An open relationship doesn’t exist solely as an excuse to be physical with other people—sometimes, it’s simply the best way to keep a relationship alive.
Stacy’s relationship started off as casual, since Robert had just come out of a long–term, monogamous relationship. The couple met on Tinder, although they knew about each other through mutual friends, and hit it off after Robert visited her at Penn. Shortly after, he met Alina—his other girlfriend, who had experience with non–monogamous relationships—and another male partner. It was then that he talked to Stacy about polyamory.
“It was definitely hard,” she says. “I read up about polyamory to become more informed. Overall it worked well because I didn’t know the other girl, but that also made it more challenging.” Another challenge was that Robert’s other girlfriend went to the same college as he did, and so the pair spent more time together.
For Maria, a junior in Wharton, her open relationship sprung from a stream of hookups. They cared about each other, but her boyfriend wasn’t fully ready to commit. She details her relationship matter of factly, wryly noting that, “it definitely manifested as a result of lack of commitment from the guy I was seeing.” Maria explains that Penn’s casual hookup culture led her to, “[justify] his ambiguity with my ‘need for sexual liberation.’ In retrospect, I probably didn’t want to hook up with others, but I did it almost to compensate for the fact that he did not want to commit.”
And while Stacy transitioned into an open relationship at her boyfriend’s behest, others jump in willingly. Most of the students interviewed entered an open relationship to stay with their high school partners without missing out on Penn’s hookup scene.
James, a sophomore studying Mathematical Economics, hadn’t considered the possibility of being in an open relationship until he arrived to Penn. He dated his girlfriend exclusively throughout his senior year of high school, but when he graduated and she had another year of high school left, the couple had “a long conversation about what we wanted.”

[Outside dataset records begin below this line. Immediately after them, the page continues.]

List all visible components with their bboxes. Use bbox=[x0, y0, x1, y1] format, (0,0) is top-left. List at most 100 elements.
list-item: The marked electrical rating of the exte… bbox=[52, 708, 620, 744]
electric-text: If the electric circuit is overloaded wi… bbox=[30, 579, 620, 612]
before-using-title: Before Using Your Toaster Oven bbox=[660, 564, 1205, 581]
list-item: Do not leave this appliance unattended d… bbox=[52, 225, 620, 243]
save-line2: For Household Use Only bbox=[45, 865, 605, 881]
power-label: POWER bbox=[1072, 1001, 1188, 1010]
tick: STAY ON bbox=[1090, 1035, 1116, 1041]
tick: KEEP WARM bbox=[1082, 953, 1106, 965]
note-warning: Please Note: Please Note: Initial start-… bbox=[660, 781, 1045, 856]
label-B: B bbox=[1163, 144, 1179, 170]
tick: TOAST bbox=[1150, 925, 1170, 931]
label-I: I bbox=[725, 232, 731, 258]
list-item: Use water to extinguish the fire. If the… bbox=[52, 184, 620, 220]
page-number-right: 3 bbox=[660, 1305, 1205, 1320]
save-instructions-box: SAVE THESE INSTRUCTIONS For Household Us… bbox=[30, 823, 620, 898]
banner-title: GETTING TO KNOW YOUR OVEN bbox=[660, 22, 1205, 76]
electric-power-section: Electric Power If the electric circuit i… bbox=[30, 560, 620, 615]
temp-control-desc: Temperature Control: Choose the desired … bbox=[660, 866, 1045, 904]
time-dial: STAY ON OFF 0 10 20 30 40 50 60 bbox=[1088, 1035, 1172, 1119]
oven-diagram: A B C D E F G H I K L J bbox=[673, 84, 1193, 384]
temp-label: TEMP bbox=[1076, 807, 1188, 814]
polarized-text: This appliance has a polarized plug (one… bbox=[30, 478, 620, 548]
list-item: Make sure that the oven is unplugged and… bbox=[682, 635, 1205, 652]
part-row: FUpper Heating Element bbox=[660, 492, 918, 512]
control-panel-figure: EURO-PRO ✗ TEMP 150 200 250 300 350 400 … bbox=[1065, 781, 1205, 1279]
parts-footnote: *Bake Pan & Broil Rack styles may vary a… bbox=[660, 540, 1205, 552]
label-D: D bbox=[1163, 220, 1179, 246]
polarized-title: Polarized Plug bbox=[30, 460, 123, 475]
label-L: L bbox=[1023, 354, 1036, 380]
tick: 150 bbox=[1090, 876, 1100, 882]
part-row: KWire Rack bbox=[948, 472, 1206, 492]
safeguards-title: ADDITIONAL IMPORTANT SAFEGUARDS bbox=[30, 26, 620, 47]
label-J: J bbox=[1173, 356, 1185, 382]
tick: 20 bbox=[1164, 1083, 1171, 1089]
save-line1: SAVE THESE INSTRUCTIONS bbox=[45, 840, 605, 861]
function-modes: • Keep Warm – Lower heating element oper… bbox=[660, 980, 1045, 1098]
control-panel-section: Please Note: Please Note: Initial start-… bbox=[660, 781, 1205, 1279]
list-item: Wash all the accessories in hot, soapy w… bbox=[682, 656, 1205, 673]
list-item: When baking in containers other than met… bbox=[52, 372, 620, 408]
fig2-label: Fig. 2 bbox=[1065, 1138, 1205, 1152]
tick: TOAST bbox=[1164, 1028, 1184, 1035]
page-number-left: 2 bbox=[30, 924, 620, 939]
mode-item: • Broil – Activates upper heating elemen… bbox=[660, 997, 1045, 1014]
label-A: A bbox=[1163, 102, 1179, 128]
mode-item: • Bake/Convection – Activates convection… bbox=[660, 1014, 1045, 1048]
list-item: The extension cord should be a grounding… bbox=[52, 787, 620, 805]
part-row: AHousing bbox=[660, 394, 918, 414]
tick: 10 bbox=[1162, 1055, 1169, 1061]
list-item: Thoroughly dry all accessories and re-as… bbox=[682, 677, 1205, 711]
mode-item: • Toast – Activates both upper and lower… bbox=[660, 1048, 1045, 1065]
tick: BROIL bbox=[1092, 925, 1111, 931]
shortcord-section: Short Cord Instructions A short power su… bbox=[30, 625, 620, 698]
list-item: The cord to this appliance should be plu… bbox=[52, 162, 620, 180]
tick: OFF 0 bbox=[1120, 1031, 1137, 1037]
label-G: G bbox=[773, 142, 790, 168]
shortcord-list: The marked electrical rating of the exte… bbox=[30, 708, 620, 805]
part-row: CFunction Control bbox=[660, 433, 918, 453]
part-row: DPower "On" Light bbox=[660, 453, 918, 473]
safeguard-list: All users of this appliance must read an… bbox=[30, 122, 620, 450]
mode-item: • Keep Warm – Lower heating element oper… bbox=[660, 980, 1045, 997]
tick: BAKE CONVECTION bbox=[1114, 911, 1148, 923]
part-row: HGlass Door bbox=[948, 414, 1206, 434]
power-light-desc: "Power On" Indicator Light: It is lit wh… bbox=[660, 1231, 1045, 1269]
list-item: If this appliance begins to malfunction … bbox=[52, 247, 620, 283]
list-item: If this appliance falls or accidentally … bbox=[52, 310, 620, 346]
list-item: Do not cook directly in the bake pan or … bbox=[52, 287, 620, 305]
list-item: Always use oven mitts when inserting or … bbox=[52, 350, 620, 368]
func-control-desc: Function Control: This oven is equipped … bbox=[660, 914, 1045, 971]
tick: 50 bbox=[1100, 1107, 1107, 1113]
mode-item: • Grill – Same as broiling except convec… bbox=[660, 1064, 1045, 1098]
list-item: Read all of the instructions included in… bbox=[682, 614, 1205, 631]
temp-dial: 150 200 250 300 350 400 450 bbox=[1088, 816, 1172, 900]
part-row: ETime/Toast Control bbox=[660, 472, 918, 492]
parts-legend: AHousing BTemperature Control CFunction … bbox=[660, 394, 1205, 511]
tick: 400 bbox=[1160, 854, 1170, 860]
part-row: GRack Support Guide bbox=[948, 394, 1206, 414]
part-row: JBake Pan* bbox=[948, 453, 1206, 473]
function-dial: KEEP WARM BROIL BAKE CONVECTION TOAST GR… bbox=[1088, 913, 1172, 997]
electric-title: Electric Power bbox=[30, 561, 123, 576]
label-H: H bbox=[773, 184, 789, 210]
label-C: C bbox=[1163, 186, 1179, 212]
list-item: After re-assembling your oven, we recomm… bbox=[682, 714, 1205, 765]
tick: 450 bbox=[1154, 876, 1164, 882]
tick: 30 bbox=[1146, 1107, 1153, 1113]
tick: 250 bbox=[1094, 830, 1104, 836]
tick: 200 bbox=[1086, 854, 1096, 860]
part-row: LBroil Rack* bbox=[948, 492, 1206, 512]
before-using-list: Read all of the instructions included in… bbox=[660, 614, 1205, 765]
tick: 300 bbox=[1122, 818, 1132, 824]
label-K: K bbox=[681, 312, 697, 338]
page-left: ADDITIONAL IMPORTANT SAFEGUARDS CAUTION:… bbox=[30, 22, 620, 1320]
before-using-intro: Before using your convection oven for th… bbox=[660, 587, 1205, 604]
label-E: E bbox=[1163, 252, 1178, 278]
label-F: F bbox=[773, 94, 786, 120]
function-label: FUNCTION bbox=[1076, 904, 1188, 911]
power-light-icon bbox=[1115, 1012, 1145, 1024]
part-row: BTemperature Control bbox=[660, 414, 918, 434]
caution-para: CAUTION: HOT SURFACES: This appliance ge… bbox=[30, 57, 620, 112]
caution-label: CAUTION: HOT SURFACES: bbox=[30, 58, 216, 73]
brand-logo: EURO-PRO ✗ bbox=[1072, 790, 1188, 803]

“People really like having no–strings–attached relationships, and that’s a really common thing at Penn, any college campus, really;” it’s a staple of the “full college experience—which I wanted to have.”
“She was so far away and I was so far away,” he says. “We decided that we would try to be open in the efforts to make our long distance relationship work. In the end, it did.” His girlfriend is now a freshman at Penn. They’re now exclusive.
Similarly, Ricky, a sophomore studying PPE, had dated his girlfriend exclusively before they decided to open their relationship when he arrived to Penn as a freshman. He had wanted to maintain their relationship, but he also desired “the college experience.” But while James told the other girls he hooked up with that he was in a relationship, Ricky kept that secret.
“It would have been weird,” he says. Besides, “I didn’t hook up with them more than a few times...it was just casual.”
Open relationships, unlike the constant search for casual sex, allow people to be emotionally and physically fulfilled. However, that doesn’t mean they come without strains.
“Hooking up with other people can create a huge rift,” Ricky says. “Being with other people can create emotional distance if you do not put as much effort and communication as you should in the relationship.”
Jason’s trust vanished when he found a post about booty calls on his girlfriend’s Tumblr and realized that she was hooking up with other guys. Though he had known they were open, they had just spent an entire summer together back home, and she was now an hour away. It seemed, in his eyes, that the reason to be in an open relationship did not exist anymore.
Open relationships are often seen as superficial, based on the need for many sexual partners, rather than a strong emotional basis. But relationships aren’t limited to just monogamy, they can exist in many different forms—sometimes, they can exist with many different partners. Some of these relationships worked, and others didn’t. In the end, they were, however, just that: relationships.
*All names have been changed to protect anonymity.